Idrissa Magassouba est peut-être suspendu mais ça ne doit pas être la seule sanction, si non, on aura fait perdre du temps aux étudiants de Kankan pour rien. Certes, une enquête doit encore être menée pour constater les faits de corruption.

 D’ores et déjà, disons-nous, les cadres indélicats tuent la formation. Ce sont eux qui se prennent pour des manitous alors qu’ils sont dépassés par les réalités de l’heure. Il y a même parmi eux des cadres qui ne maîtrisent pas l’outil informatique. Rendez-vous dans un important institut de la basse côte. Leur incompétence ne favorise aucune innovation et les apprenants demeurent dans des centres équipés pour les besoins de 1960.  Aucune évolution. Cette léthargie, il faut la combattre partout. On ne peut pas comprendre qu’après le premier diagnostic fait en 1986 par l’Unesco, la Guinée n’ait pas fait assez de pas vers la qualification de la formation et de la recherche scientifique. Combien d’années parlons-non du manque de laboratoires ? Combien en avons-nous trouvé ? Pas assez en tous les cas. Et ce sont des étudiants et enseignants qui exercent dans ses filières qui en font les frais. 

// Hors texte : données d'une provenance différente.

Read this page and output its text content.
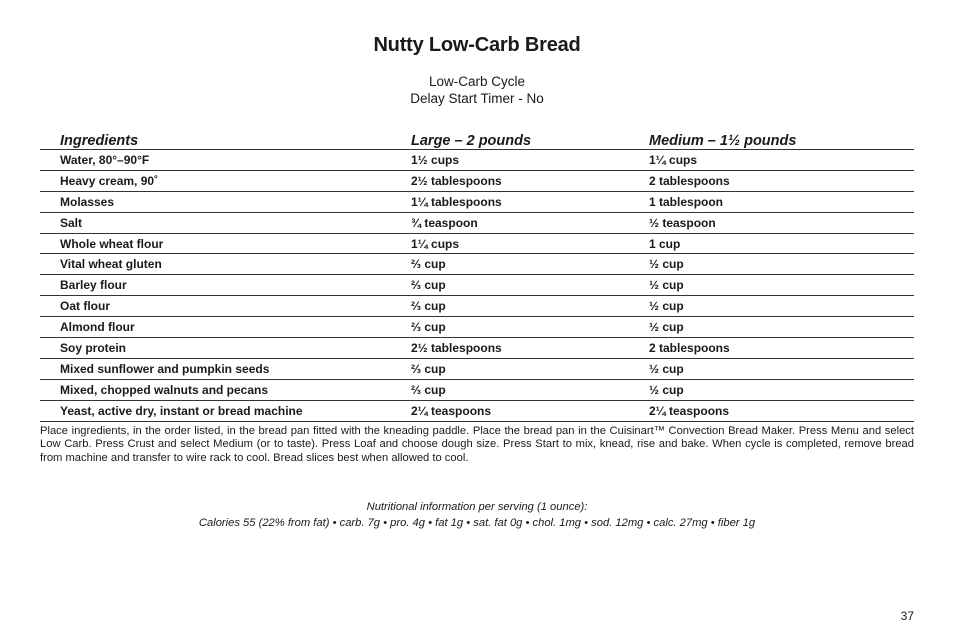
Nutty Low-Carb Bread
Low-Carb Cycle
Delay Start Timer - No
Ingredients	Large – 2 pounds	Medium – 1½ pounds
Water, 80°–90°F	1½ cups	1¼ cups
Heavy cream, 90˚	2½ tablespoons	2 tablespoons
Molasses	1¼ tablespoons	1 tablespoon
Salt	¾ teaspoon	½ teaspoon
Whole wheat flour	1¼ cups	1 cup
Vital wheat gluten	⅔ cup	½ cup
Barley flour	⅔ cup	½ cup
Oat flour	⅔ cup	½ cup
Almond flour	⅔ cup	½ cup
Soy protein	2½ tablespoons	2 tablespoons
Mixed sunflower and pumpkin seeds	⅔ cup	½ cup
Mixed, chopped walnuts and pecans	⅔ cup	½ cup
Yeast, active dry, instant or bread machine	2¼ teaspoons	2¼ teaspoons
Place ingredients, in the order listed, in the bread pan fitted with the kneading paddle. Place the bread pan in the Cuisinart™ Convection Bread Maker. Press Menu and select Low Carb. Press Crust and select Medium (or to taste). Press Loaf and choose dough size. Press Start to mix, knead, rise and bake. When cycle is completed, remove bread from machine and transfer to wire rack to cool. Bread slices best when allowed to cool.
Nutritional information per serving (1 ounce):
Calories 55 (22% from fat) • carb. 7g • pro. 4g • fat 1g • sat. fat 0g • chol. 1mg • sod. 12mg • calc. 27mg • fiber 1g
37
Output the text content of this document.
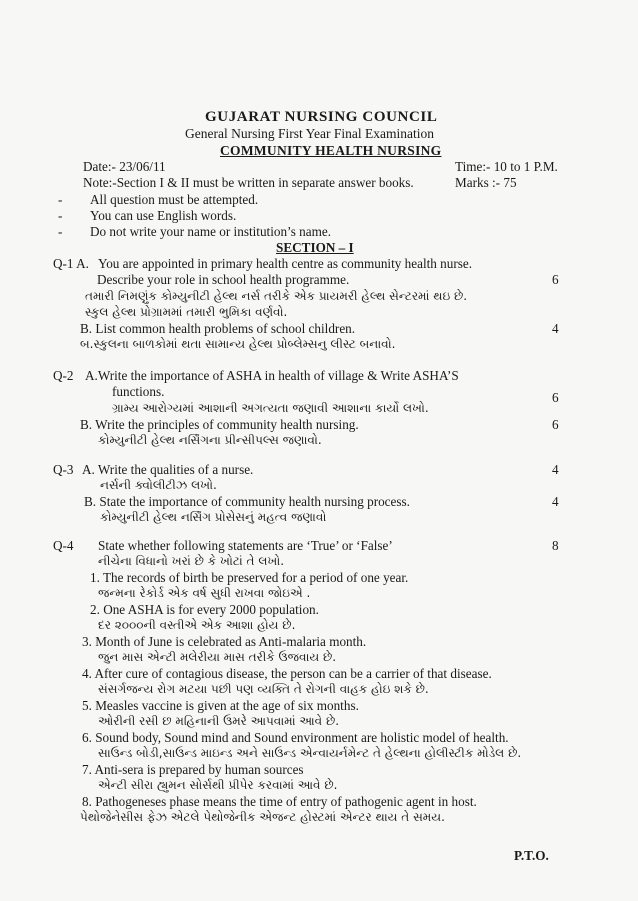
GUJARAT NURSING COUNCIL
General Nursing First Year Final Examination
COMMUNITY HEALTH NURSING
Date:- 23/06/11	Time:- 10 to 1 P.M.
Note:-Section I & II must be written in separate answer books.	Marks :- 75
- All question must be attempted.
- You can use English words.
- Do not write your name or institution’s name.
SECTION – I
Q-1 A. You are appointed in primary health centre as community health nurse.
Describe your role in school health programme.	6
તમારી નિમણુંક કોમ્યુનીટી હેલ્થ નર્સ તરીકે એક પ્રાયમરી હેલ્થ સેન્ટરમાં થઇ છે.
સ્કુલ હેલ્થ પ્રોગ્રામમાં તમારી ભુમિકા વર્ણવો.
B. List common health problems of school children.	4
બ.સ્કુલના બાળકોમાં થતા સામાન્ય હેલ્થ પ્રોબ્લેમ્સનુ લીસ્ટ બનાવો.
Q-2 A.Write the importance of ASHA in health of village & Write ASHA’S
functions.
ગ્રામ્ય આરોગ્યમાં આશાની અગત્યતા જણાવી આશાના કાર્યો લખો.
6
B. Write the principles of community health nursing.	6
કોમ્યુનીટી હેલ્થ નર્સિંગના પ્રીન્સીપલ્સ જણાવો.
Q-3 A. Write the qualities of a nurse.	4
નર્સની ક્વોલીટીઝ લખો.
B. State the importance of community health nursing process.	4
કોમ્યુનીટી હેલ્થ નર્સિંગ પ્રોસેસનું મહત્વ જણાવો
Q-4 State whether following statements are ‘True’ or ‘False’	8
નીચેના વિધાનો ખરાં છે કે ખોટાં તે લખો.
1. The records of birth be preserved for a period of one year.
જન્મના રેકોર્ડ એક વર્ષ સુધી રાખવા જોઇએ .
2. One ASHA is for every 2000 population.
દર ૨૦૦૦ની વસ્તીએ એક આશા હોય છે.
3. Month of June is celebrated as Anti-malaria month.
જુન માસ એન્ટી મલેરીયા માસ તરીકે ઉજવાય છે.
4. After cure of contagious disease, the person can be a carrier of that disease.
સંસર્ગજન્ય રોગ મટયા પછી પણ વ્યક્તિ તે રોગની વાહક હોઇ શકે છે.
5. Measles vaccine is given at the age of six months.
ઓરીની રસી છ મહિનાની ઉમરે આપવામાં આવે છે.
6. Sound body, Sound mind and Sound environment are holistic model of health.
સાઉન્ડ બોડી,સાઉન્ડ માઇન્ડ અને સાઉન્ડ એન્વાયર્નમેન્ટ તે હેલ્થના હોલીસ્ટીક મોડેલ છે.
7. Anti-sera is prepared by human sources
એન્ટી સીરા હ્યુમન સોર્સથી પ્રીપેર કરવામાં આવે છે.
8. Pathogeneses phase means the time of entry of pathogenic agent in host.
પેથોજેનેસીસ ફેઝ એટલે પેથોજેનીક એજન્ટ હોસ્ટમાં એન્ટર થાય તે સમય.
P.T.O.
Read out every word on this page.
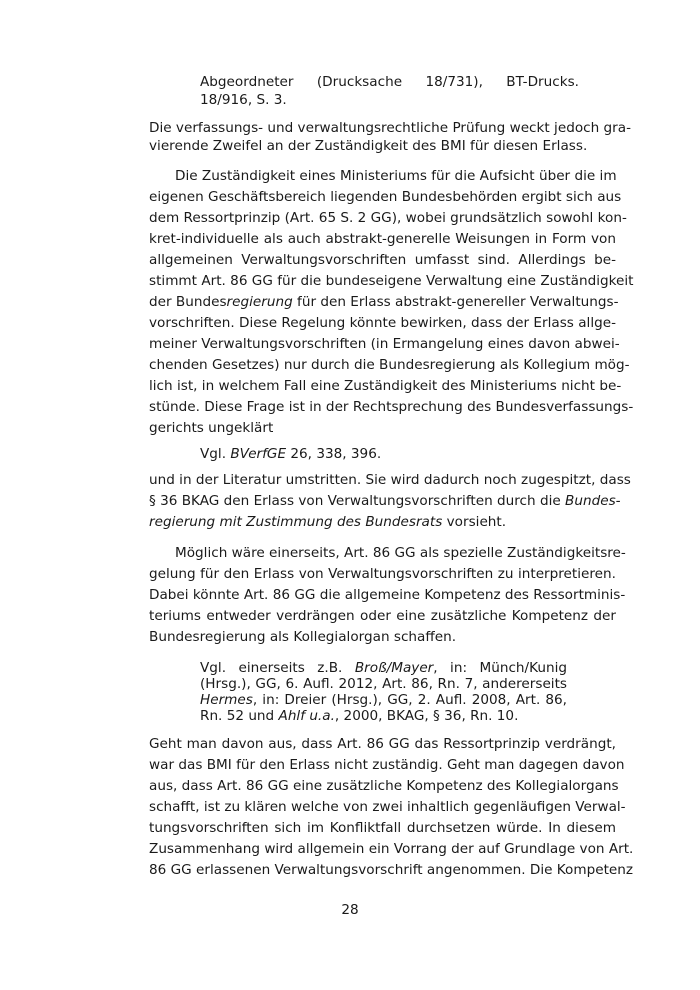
Abgeordneter (Drucksache 18/731), BT-Drucks.
18/916, S. 3.
Die verfassungs- und verwaltungsrechtliche Prüfung weckt jedoch gra-
vierende Zweifel an der Zuständigkeit des BMI für diesen Erlass.
Die Zuständigkeit eines Ministeriums für die Aufsicht über die im
eigenen Geschäftsbereich liegenden Bundesbehörden ergibt sich aus
dem Ressortprinzip (Art. 65 S. 2 GG), wobei grundsätzlich sowohl kon-
kret-individuelle als auch abstrakt-generelle Weisungen in Form von
allgemeinen Verwaltungsvorschriften umfasst sind. Allerdings be-
stimmt Art. 86 GG für die bundeseigene Verwaltung eine Zuständigkeit
der Bundesregierung für den Erlass abstrakt-genereller Verwaltungs-
vorschriften. Diese Regelung könnte bewirken, dass der Erlass allge-
meiner Verwaltungsvorschriften (in Ermangelung eines davon abwei-
chenden Gesetzes) nur durch die Bundesregierung als Kollegium mög-
lich ist, in welchem Fall eine Zuständigkeit des Ministeriums nicht be-
stünde. Diese Frage ist in der Rechtsprechung des Bundesverfassungs-
gerichts ungeklärt
Vgl. BVerfGE 26, 338, 396.
und in der Literatur umstritten. Sie wird dadurch noch zugespitzt, dass
§ 36 BKAG den Erlass von Verwaltungsvorschriften durch die Bundes-
regierung mit Zustimmung des Bundesrats vorsieht.
Möglich wäre einerseits, Art. 86 GG als spezielle Zuständigkeitsre-
gelung für den Erlass von Verwaltungsvorschriften zu interpretieren.
Dabei könnte Art. 86 GG die allgemeine Kompetenz des Ressortminis-
teriums entweder verdrängen oder eine zusätzliche Kompetenz der
Bundesregierung als Kollegialorgan schaffen.
Vgl. einerseits z.B. Broß/Mayer, in: Münch/Kunig
(Hrsg.), GG, 6. Aufl. 2012, Art. 86, Rn. 7, andererseits
Hermes, in: Dreier (Hrsg.), GG, 2. Aufl. 2008, Art. 86,
Rn. 52 und Ahlf u.a., 2000, BKAG, § 36, Rn. 10.
Geht man davon aus, dass Art. 86 GG das Ressortprinzip verdrängt,
war das BMI für den Erlass nicht zuständig. Geht man dagegen davon
aus, dass Art. 86 GG eine zusätzliche Kompetenz des Kollegialorgans
schafft, ist zu klären welche von zwei inhaltlich gegenläufigen Verwal-
tungsvorschriften sich im Konfliktfall durchsetzen würde. In diesem
Zusammenhang wird allgemein ein Vorrang der auf Grundlage von Art.
86 GG erlassenen Verwaltungsvorschrift angenommen. Die Kompetenz
28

Le ministre Téliwel fait bien d’indiquer que les universités et instituts d’enseignement supérieurs  ne doivent compter sur les 1,2 % du budget alloué au département pour leur fonctionnement. Des Recteurs et directeurs généraux qui ne sont pas en mesure de monter des projets, pour doter leurs centres de bibliothèques remplies de documents riches, de salle d’informatique fonctionnelle, l’internet, des ateliers, des laboratoires, sont comme des cailloux dans l’eau, limités, assez incommodants. Ceux-là doivent partir pour permettre aux jeunes générations de profiter des mêmes avantages de formations que leurs collègues du monde. Des établissements d’enseignement supérieur doivent plus que jamais répondre aux besoins de formations adaptées à l’emploi.